Já os gastos federais, excluídas as transferências a estados e municípios, aumentaram nada menos do que R$ 67,5 bilhões no período, 6,5% acima da inflação. Dentre estes as despesas correntes tiveram o maior impacto: R$ 61,5 bilhões, valor que poderia ser ainda maior se fossem computados, como eram até o ano passado, os subsídios associados ao programa “Minha Casa, Minha Vida”. Tais despesas, agora contabilizados entre os gastos de capital, aumentaram R$ 6,5 bilhões de janeiro a agosto. Vale dizer: o investimento público propriamente dito não desempenhou qualquer papel na expansão do gasto federal, o que ajuda a explicar o estado lastimável da infraestrutura.

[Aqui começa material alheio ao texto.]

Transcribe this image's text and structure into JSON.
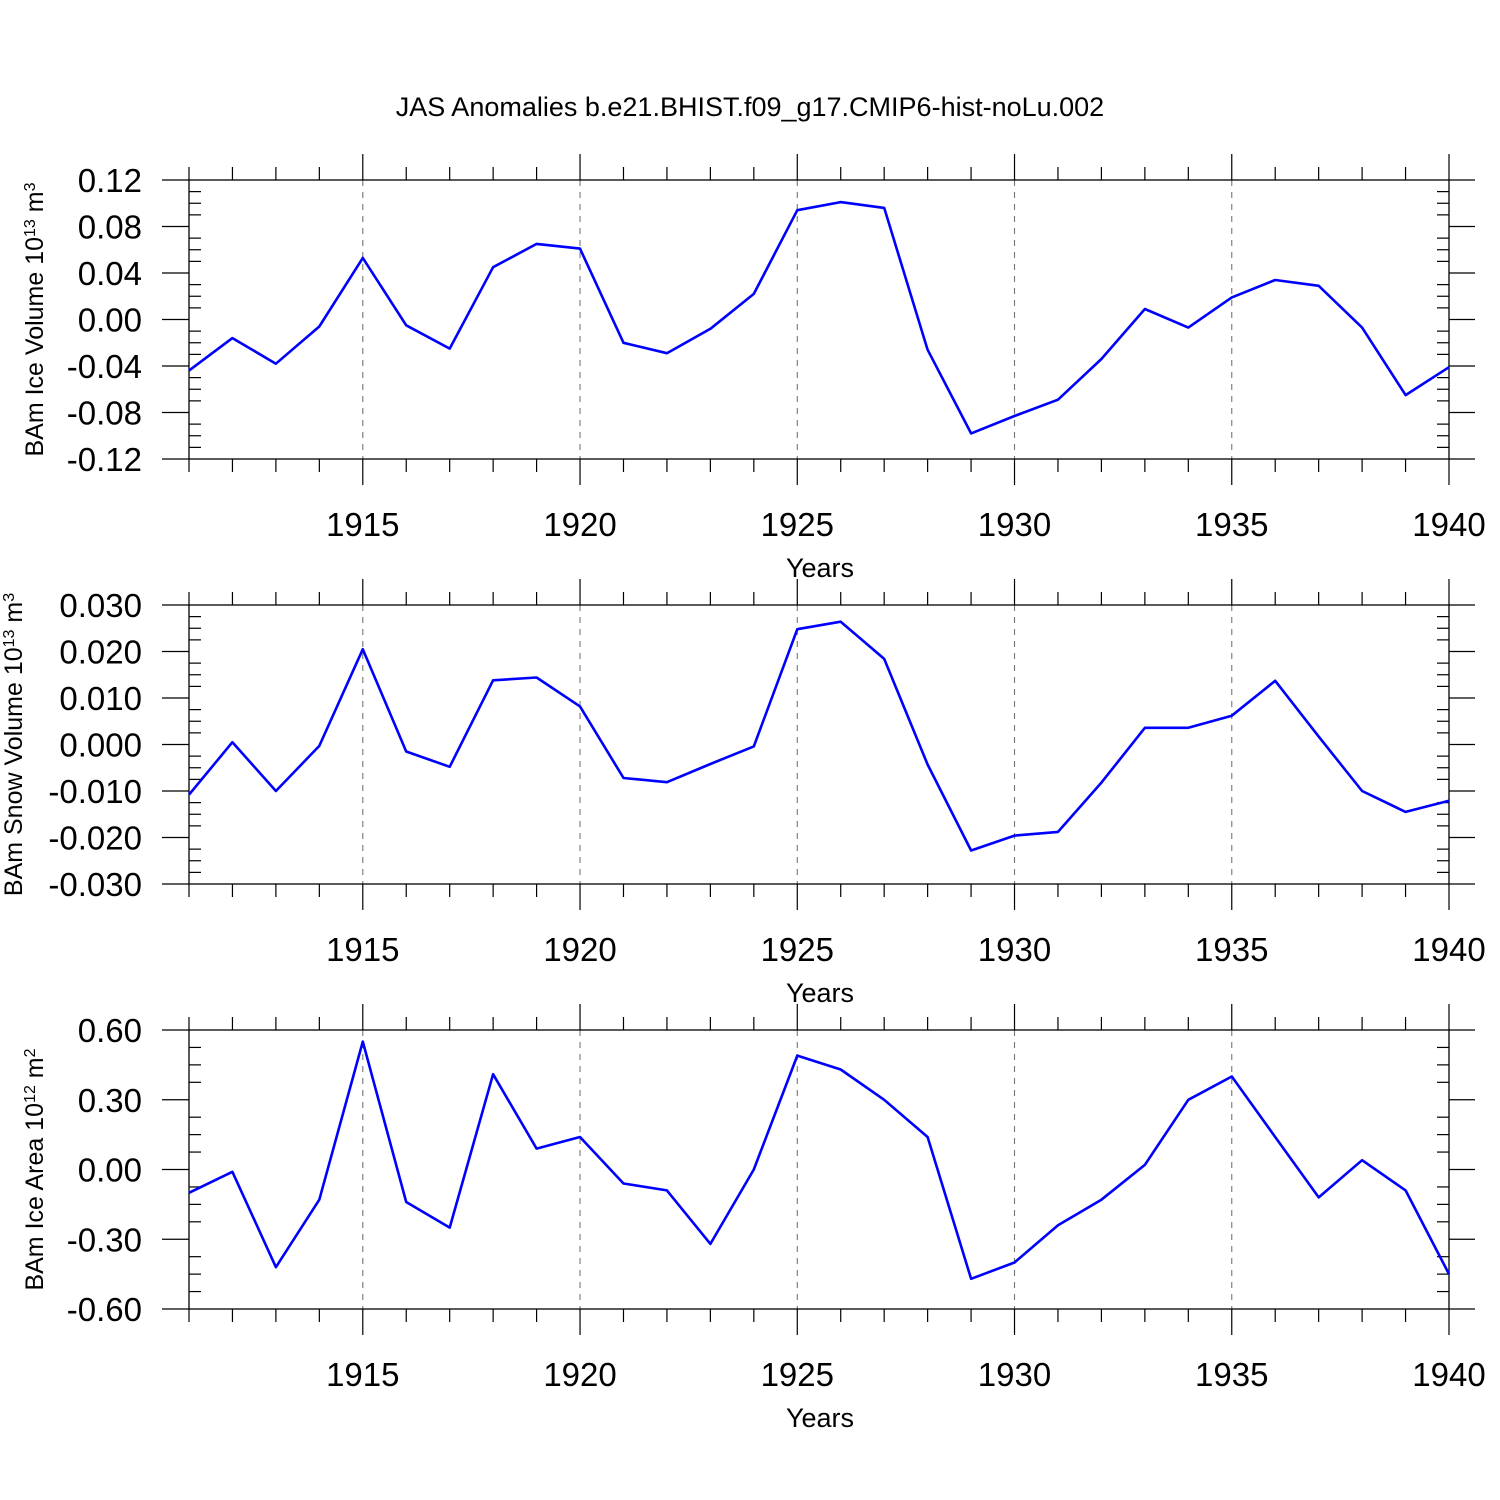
{
  "title": "JAS Anomalies b.e21.BHIST.f09_g17.CMIP6-hist-noLu.002",
  "line_color": "#0000ff",
  "chart_data": [
    {
      "type": "line",
      "ylabel_base": "BAm Ice Volume 10",
      "ylabel_exp": "13",
      "ylabel_unit": " m",
      "ylabel_unit_exp": "3",
      "xlabel": "Years",
      "xlim": [
        1911,
        1940
      ],
      "ylim": [
        -0.12,
        0.12
      ],
      "yticks": [
        -0.12,
        -0.08,
        -0.04,
        0.0,
        0.04,
        0.08,
        0.12
      ],
      "ytick_labels": [
        "-0.12",
        "-0.08",
        "-0.04",
        "0.00",
        "0.04",
        "0.08",
        "0.12"
      ],
      "xticks": [
        1915,
        1920,
        1925,
        1930,
        1935,
        1940
      ],
      "xtick_labels": [
        "1915",
        "1920",
        "1925",
        "1930",
        "1935",
        "1940"
      ],
      "grid": "vertical dashed at major x ticks",
      "x": [
        1911,
        1912,
        1913,
        1914,
        1915,
        1916,
        1917,
        1918,
        1919,
        1920,
        1921,
        1922,
        1923,
        1924,
        1925,
        1926,
        1927,
        1928,
        1929,
        1930,
        1931,
        1932,
        1933,
        1934,
        1935,
        1936,
        1937,
        1938,
        1939,
        1940
      ],
      "values": [
        -0.044,
        -0.016,
        -0.038,
        -0.006,
        0.053,
        -0.005,
        -0.025,
        0.045,
        0.065,
        0.061,
        -0.02,
        -0.029,
        -0.008,
        0.022,
        0.094,
        0.101,
        0.096,
        -0.026,
        -0.098,
        -0.083,
        -0.069,
        -0.034,
        0.009,
        -0.007,
        0.019,
        0.034,
        0.029,
        -0.007,
        -0.065,
        -0.041
      ]
    },
    {
      "type": "line",
      "ylabel_base": "BAm Snow Volume 10",
      "ylabel_exp": "13",
      "ylabel_unit": " m",
      "ylabel_unit_exp": "3",
      "xlabel": "Years",
      "xlim": [
        1911,
        1940
      ],
      "ylim": [
        -0.03,
        0.03
      ],
      "yticks": [
        -0.03,
        -0.02,
        -0.01,
        0.0,
        0.01,
        0.02,
        0.03
      ],
      "ytick_labels": [
        "-0.030",
        "-0.020",
        "-0.010",
        "0.000",
        "0.010",
        "0.020",
        "0.030"
      ],
      "xticks": [
        1915,
        1920,
        1925,
        1930,
        1935,
        1940
      ],
      "xtick_labels": [
        "1915",
        "1920",
        "1925",
        "1930",
        "1935",
        "1940"
      ],
      "grid": "vertical dashed at major x ticks",
      "x": [
        1911,
        1912,
        1913,
        1914,
        1915,
        1916,
        1917,
        1918,
        1919,
        1920,
        1921,
        1922,
        1923,
        1924,
        1925,
        1926,
        1927,
        1928,
        1929,
        1930,
        1931,
        1932,
        1933,
        1934,
        1935,
        1936,
        1937,
        1938,
        1939,
        1940
      ],
      "values": [
        -0.0108,
        0.0005,
        -0.01,
        -0.0003,
        0.0205,
        -0.0015,
        -0.0048,
        0.0138,
        0.0144,
        0.0082,
        -0.0072,
        -0.0081,
        -0.0042,
        -0.0004,
        0.0248,
        0.0264,
        0.0184,
        -0.0043,
        -0.0228,
        -0.0196,
        -0.0188,
        -0.0082,
        0.0036,
        0.0036,
        0.0062,
        0.0137,
        0.0017,
        -0.01,
        -0.0145,
        -0.0121
      ]
    },
    {
      "type": "line",
      "ylabel_base": "BAm Ice Area 10",
      "ylabel_exp": "12",
      "ylabel_unit": " m",
      "ylabel_unit_exp": "2",
      "xlabel": "Years",
      "xlim": [
        1911,
        1940
      ],
      "ylim": [
        -0.6,
        0.6
      ],
      "yticks": [
        -0.6,
        -0.3,
        0.0,
        0.3,
        0.6
      ],
      "ytick_labels": [
        "-0.60",
        "-0.30",
        "0.00",
        "0.30",
        "0.60"
      ],
      "xticks": [
        1915,
        1920,
        1925,
        1930,
        1935,
        1940
      ],
      "xtick_labels": [
        "1915",
        "1920",
        "1925",
        "1930",
        "1935",
        "1940"
      ],
      "grid": "vertical dashed at major x ticks",
      "x": [
        1911,
        1912,
        1913,
        1914,
        1915,
        1916,
        1917,
        1918,
        1919,
        1920,
        1921,
        1922,
        1923,
        1924,
        1925,
        1926,
        1927,
        1928,
        1929,
        1930,
        1931,
        1932,
        1933,
        1934,
        1935,
        1936,
        1937,
        1938,
        1939,
        1940
      ],
      "values": [
        -0.1,
        -0.01,
        -0.42,
        -0.13,
        0.55,
        -0.14,
        -0.25,
        0.41,
        0.09,
        0.14,
        -0.06,
        -0.09,
        -0.32,
        0.0,
        0.49,
        0.43,
        0.3,
        0.14,
        -0.47,
        -0.4,
        -0.24,
        -0.13,
        0.02,
        0.3,
        0.4,
        0.14,
        -0.12,
        0.04,
        -0.09,
        -0.45
      ]
    }
  ]
}
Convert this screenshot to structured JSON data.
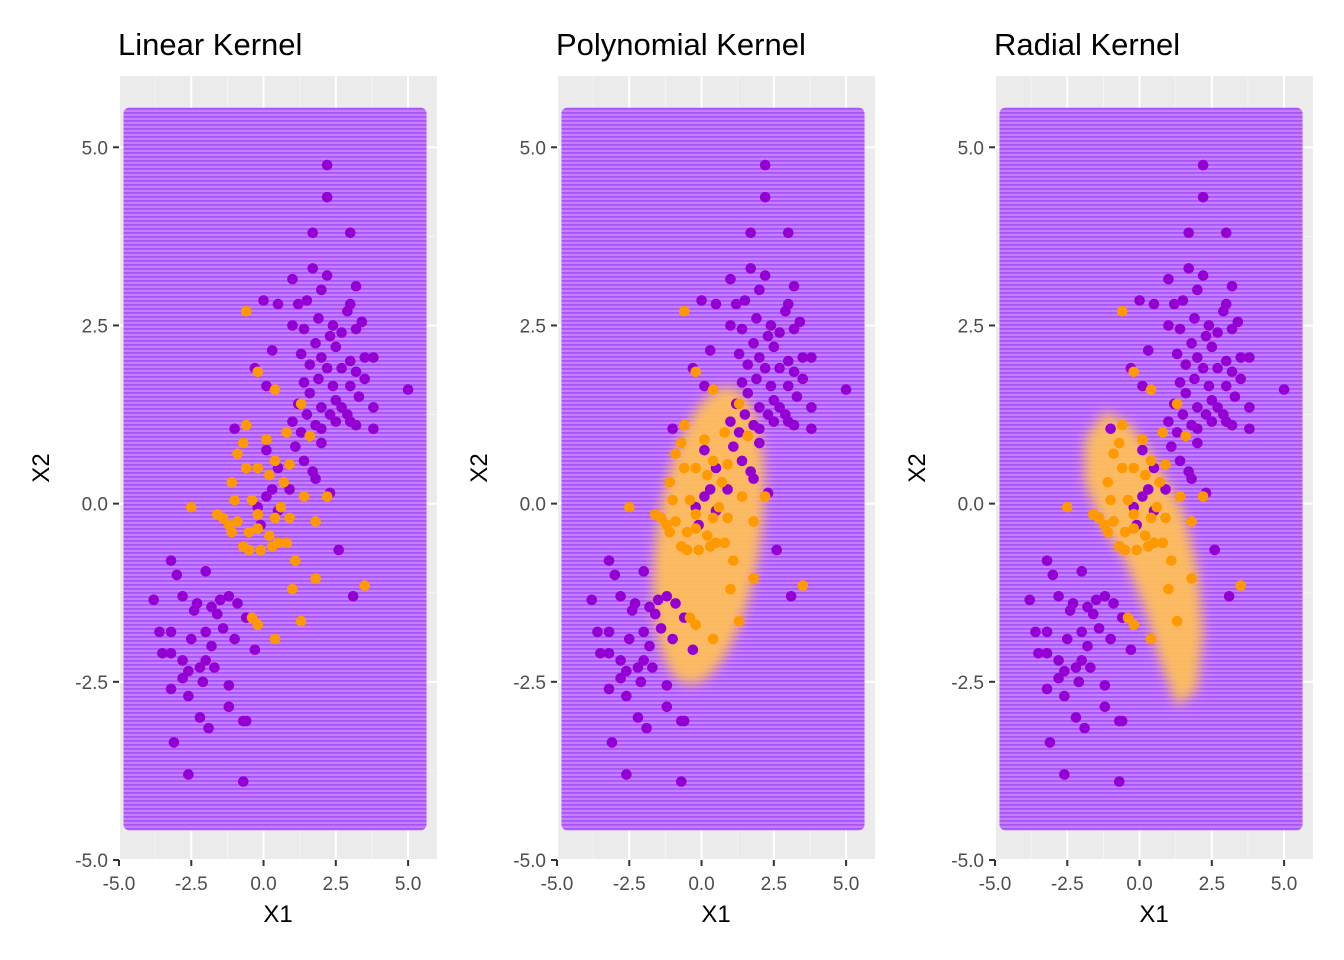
{
  "colors": {
    "panel_background": "#ebebeb",
    "grid_major": "#ffffff",
    "class_purple": "#9400d3",
    "class_orange": "#ff9900",
    "region_purple": "#a855f7",
    "region_orange": "#ffbf5a",
    "tick_text": "#4d4d4d"
  },
  "chart_data": [
    {
      "type": "scatter",
      "title": "Linear Kernel",
      "xlabel": "X1",
      "ylabel": "X2",
      "xlim": [
        -5,
        6
      ],
      "ylim": [
        -5,
        6
      ],
      "x_ticks": [
        -5,
        -2.5,
        0,
        2.5,
        5
      ],
      "x_tick_labels": [
        "-5.0",
        "-2.5",
        "0.0",
        "2.5",
        "5.0"
      ],
      "y_ticks": [
        -5,
        -2.5,
        0,
        2.5,
        5
      ],
      "y_tick_labels": [
        "-5.0",
        "-2.5",
        "0.0",
        "2.5",
        "5.0"
      ],
      "grid": true,
      "decision_region": {
        "background_class": "purple",
        "grid_x_range": [
          -4.5,
          5.5
        ],
        "grid_y_range": [
          -4.5,
          5.5
        ],
        "orange_region": null
      }
    },
    {
      "type": "scatter",
      "title": "Polynomial Kernel",
      "xlabel": "X1",
      "ylabel": "X2",
      "xlim": [
        -5,
        6
      ],
      "ylim": [
        -5,
        6
      ],
      "x_ticks": [
        -5,
        -2.5,
        0,
        2.5,
        5
      ],
      "x_tick_labels": [
        "-5.0",
        "-2.5",
        "0.0",
        "2.5",
        "5.0"
      ],
      "y_ticks": [
        -5,
        -2.5,
        0,
        2.5,
        5
      ],
      "y_tick_labels": [
        "-5.0",
        "-2.5",
        "0.0",
        "2.5",
        "5.0"
      ],
      "grid": true,
      "decision_region": {
        "background_class": "purple",
        "grid_x_range": [
          -4.5,
          5.5
        ],
        "grid_y_range": [
          -4.5,
          5.5
        ],
        "orange_region": {
          "shape": "ellipse",
          "center": [
            0.25,
            -0.45
          ],
          "semi_axis_x": 1.8,
          "semi_axis_y": 2.1,
          "rotation_deg": 8
        }
      }
    },
    {
      "type": "scatter",
      "title": "Radial Kernel",
      "xlabel": "X1",
      "ylabel": "X2",
      "xlim": [
        -5,
        6
      ],
      "ylim": [
        -5,
        6
      ],
      "x_ticks": [
        -5,
        -2.5,
        0,
        2.5,
        5
      ],
      "x_tick_labels": [
        "-5.0",
        "-2.5",
        "0.0",
        "2.5",
        "5.0"
      ],
      "y_ticks": [
        -5,
        -2.5,
        0,
        2.5,
        5
      ],
      "y_tick_labels": [
        "-5.0",
        "-2.5",
        "0.0",
        "2.5",
        "5.0"
      ],
      "grid": true,
      "decision_region": {
        "background_class": "purple",
        "grid_x_range": [
          -4.5,
          5.5
        ],
        "grid_y_range": [
          -4.5,
          5.5
        ],
        "orange_region": {
          "shape": "polygon",
          "vertices": [
            [
              -1.2,
              1.3
            ],
            [
              -0.3,
              1.1
            ],
            [
              0.4,
              0.7
            ],
            [
              0.9,
              0.35
            ],
            [
              1.5,
              -0.1
            ],
            [
              2.0,
              -0.9
            ],
            [
              2.2,
              -1.8
            ],
            [
              2.0,
              -2.6
            ],
            [
              1.3,
              -2.85
            ],
            [
              0.7,
              -2.2
            ],
            [
              0.2,
              -1.5
            ],
            [
              -0.5,
              -0.8
            ],
            [
              -1.3,
              -0.3
            ],
            [
              -1.9,
              0.3
            ],
            [
              -1.9,
              0.9
            ]
          ]
        }
      }
    }
  ],
  "points": {
    "purple": [
      [
        2.2,
        4.75
      ],
      [
        2.2,
        4.3
      ],
      [
        1.7,
        3.8
      ],
      [
        3.0,
        3.8
      ],
      [
        1.7,
        3.3
      ],
      [
        2.2,
        3.2
      ],
      [
        1.0,
        3.15
      ],
      [
        2.0,
        3.0
      ],
      [
        3.2,
        3.05
      ],
      [
        0.0,
        2.85
      ],
      [
        0.5,
        2.8
      ],
      [
        1.2,
        2.8
      ],
      [
        1.5,
        2.85
      ],
      [
        2.9,
        2.7
      ],
      [
        3.0,
        2.8
      ],
      [
        1.9,
        2.6
      ],
      [
        2.4,
        2.5
      ],
      [
        3.4,
        2.55
      ],
      [
        1.0,
        2.5
      ],
      [
        1.4,
        2.45
      ],
      [
        2.3,
        2.35
      ],
      [
        2.7,
        2.4
      ],
      [
        3.2,
        2.45
      ],
      [
        1.8,
        2.25
      ],
      [
        2.5,
        2.2
      ],
      [
        0.3,
        2.15
      ],
      [
        1.3,
        2.1
      ],
      [
        2.0,
        2.05
      ],
      [
        3.0,
        2.0
      ],
      [
        3.5,
        2.05
      ],
      [
        3.8,
        2.05
      ],
      [
        1.6,
        1.95
      ],
      [
        2.2,
        1.9
      ],
      [
        2.7,
        1.9
      ],
      [
        -0.3,
        1.9
      ],
      [
        1.9,
        1.75
      ],
      [
        3.2,
        1.85
      ],
      [
        3.5,
        1.75
      ],
      [
        1.4,
        1.7
      ],
      [
        2.4,
        1.65
      ],
      [
        3.0,
        1.65
      ],
      [
        0.1,
        1.65
      ],
      [
        1.6,
        1.55
      ],
      [
        2.5,
        1.45
      ],
      [
        3.3,
        1.5
      ],
      [
        1.2,
        1.4
      ],
      [
        2.0,
        1.35
      ],
      [
        2.7,
        1.35
      ],
      [
        3.8,
        1.35
      ],
      [
        1.5,
        1.25
      ],
      [
        2.3,
        1.25
      ],
      [
        2.9,
        1.25
      ],
      [
        1.0,
        1.15
      ],
      [
        1.8,
        1.1
      ],
      [
        2.5,
        1.15
      ],
      [
        3.0,
        1.15
      ],
      [
        3.2,
        1.1
      ],
      [
        1.3,
        1.0
      ],
      [
        2.0,
        1.05
      ],
      [
        3.8,
        1.05
      ],
      [
        -1.0,
        1.05
      ],
      [
        1.1,
        0.8
      ],
      [
        2.0,
        0.85
      ],
      [
        0.1,
        0.75
      ],
      [
        1.4,
        0.6
      ],
      [
        0.5,
        0.5
      ],
      [
        1.7,
        0.45
      ],
      [
        1.8,
        0.35
      ],
      [
        0.3,
        0.2
      ],
      [
        0.9,
        0.2
      ],
      [
        2.3,
        0.15
      ],
      [
        0.1,
        0.1
      ],
      [
        -0.2,
        -0.05
      ],
      [
        0.5,
        -0.1
      ],
      [
        -0.1,
        -0.3
      ],
      [
        2.6,
        -0.65
      ],
      [
        -3.2,
        -0.8
      ],
      [
        -3.0,
        -1.0
      ],
      [
        -2.0,
        -0.95
      ],
      [
        -2.8,
        -1.3
      ],
      [
        -2.3,
        -1.4
      ],
      [
        -1.5,
        -1.35
      ],
      [
        -1.2,
        -1.3
      ],
      [
        -3.8,
        -1.35
      ],
      [
        -1.8,
        -1.45
      ],
      [
        -0.9,
        -1.4
      ],
      [
        -2.4,
        -1.5
      ],
      [
        -1.6,
        -1.55
      ],
      [
        3.1,
        -1.3
      ],
      [
        -3.2,
        -1.8
      ],
      [
        -2.0,
        -1.8
      ],
      [
        -1.4,
        -1.75
      ],
      [
        -0.6,
        -1.6
      ],
      [
        -3.6,
        -1.8
      ],
      [
        -2.5,
        -1.9
      ],
      [
        -1.0,
        -1.9
      ],
      [
        -1.8,
        -2.0
      ],
      [
        -3.2,
        -2.1
      ],
      [
        -3.5,
        -2.1
      ],
      [
        -0.3,
        -2.05
      ],
      [
        -2.8,
        -2.2
      ],
      [
        -2.0,
        -2.2
      ],
      [
        -2.2,
        -2.3
      ],
      [
        -1.7,
        -2.3
      ],
      [
        -2.6,
        -2.35
      ],
      [
        -2.8,
        -2.45
      ],
      [
        -2.1,
        -2.5
      ],
      [
        -3.2,
        -2.6
      ],
      [
        -1.2,
        -2.55
      ],
      [
        -2.6,
        -2.7
      ],
      [
        -1.2,
        -2.85
      ],
      [
        -2.2,
        -3.0
      ],
      [
        -0.7,
        -3.05
      ],
      [
        -1.9,
        -3.15
      ],
      [
        -3.1,
        -3.35
      ],
      [
        -2.6,
        -3.8
      ],
      [
        -0.7,
        -3.9
      ],
      [
        -0.6,
        -3.05
      ],
      [
        5.0,
        1.6
      ]
    ],
    "orange": [
      [
        -0.6,
        2.7
      ],
      [
        -0.2,
        1.85
      ],
      [
        0.4,
        1.6
      ],
      [
        1.3,
        1.4
      ],
      [
        -0.6,
        1.1
      ],
      [
        1.6,
        0.95
      ],
      [
        0.8,
        1.0
      ],
      [
        0.1,
        0.9
      ],
      [
        -0.7,
        0.85
      ],
      [
        0.4,
        0.6
      ],
      [
        -0.9,
        0.7
      ],
      [
        0.9,
        0.55
      ],
      [
        -0.2,
        0.5
      ],
      [
        -0.6,
        0.5
      ],
      [
        0.2,
        0.4
      ],
      [
        0.7,
        0.3
      ],
      [
        -1.1,
        0.3
      ],
      [
        2.2,
        0.1
      ],
      [
        -0.4,
        0.05
      ],
      [
        1.4,
        0.1
      ],
      [
        -2.5,
        -0.05
      ],
      [
        -1.0,
        0.05
      ],
      [
        0.6,
        -0.05
      ],
      [
        -1.6,
        -0.15
      ],
      [
        -1.4,
        -0.2
      ],
      [
        -0.2,
        -0.15
      ],
      [
        0.4,
        -0.2
      ],
      [
        0.9,
        -0.2
      ],
      [
        -1.2,
        -0.3
      ],
      [
        -0.9,
        -0.25
      ],
      [
        -0.2,
        -0.35
      ],
      [
        1.8,
        -0.25
      ],
      [
        -1.1,
        -0.4
      ],
      [
        -0.5,
        -0.4
      ],
      [
        0.2,
        -0.45
      ],
      [
        -0.7,
        -0.6
      ],
      [
        0.5,
        -0.55
      ],
      [
        -0.5,
        -0.65
      ],
      [
        0.3,
        -0.6
      ],
      [
        -0.1,
        -0.65
      ],
      [
        0.8,
        -0.55
      ],
      [
        1.1,
        -0.8
      ],
      [
        1.8,
        -1.05
      ],
      [
        1.0,
        -1.2
      ],
      [
        3.5,
        -1.15
      ],
      [
        -0.4,
        -1.6
      ],
      [
        -0.2,
        -1.7
      ],
      [
        1.3,
        -1.65
      ],
      [
        0.4,
        -1.9
      ]
    ]
  }
}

A evolução positiva (ainda que modesta) das receitas e o crescimento expressivo do gasto deixam clara a natureza da deterioração fiscal observada no ano. Trata-se da adoção explícita de uma política fiscal expansionista, que se soma à política de estímulo à demanda por parte do Banco Central e às políticas de aumento do crédito impostas aos bancos federais.

Estas considerações, contudo, não esgotam o tema. Muitos têm notado, com razão, que parcela considerável do superávit primário tem sido obtida à custa de artifícios questionáveis.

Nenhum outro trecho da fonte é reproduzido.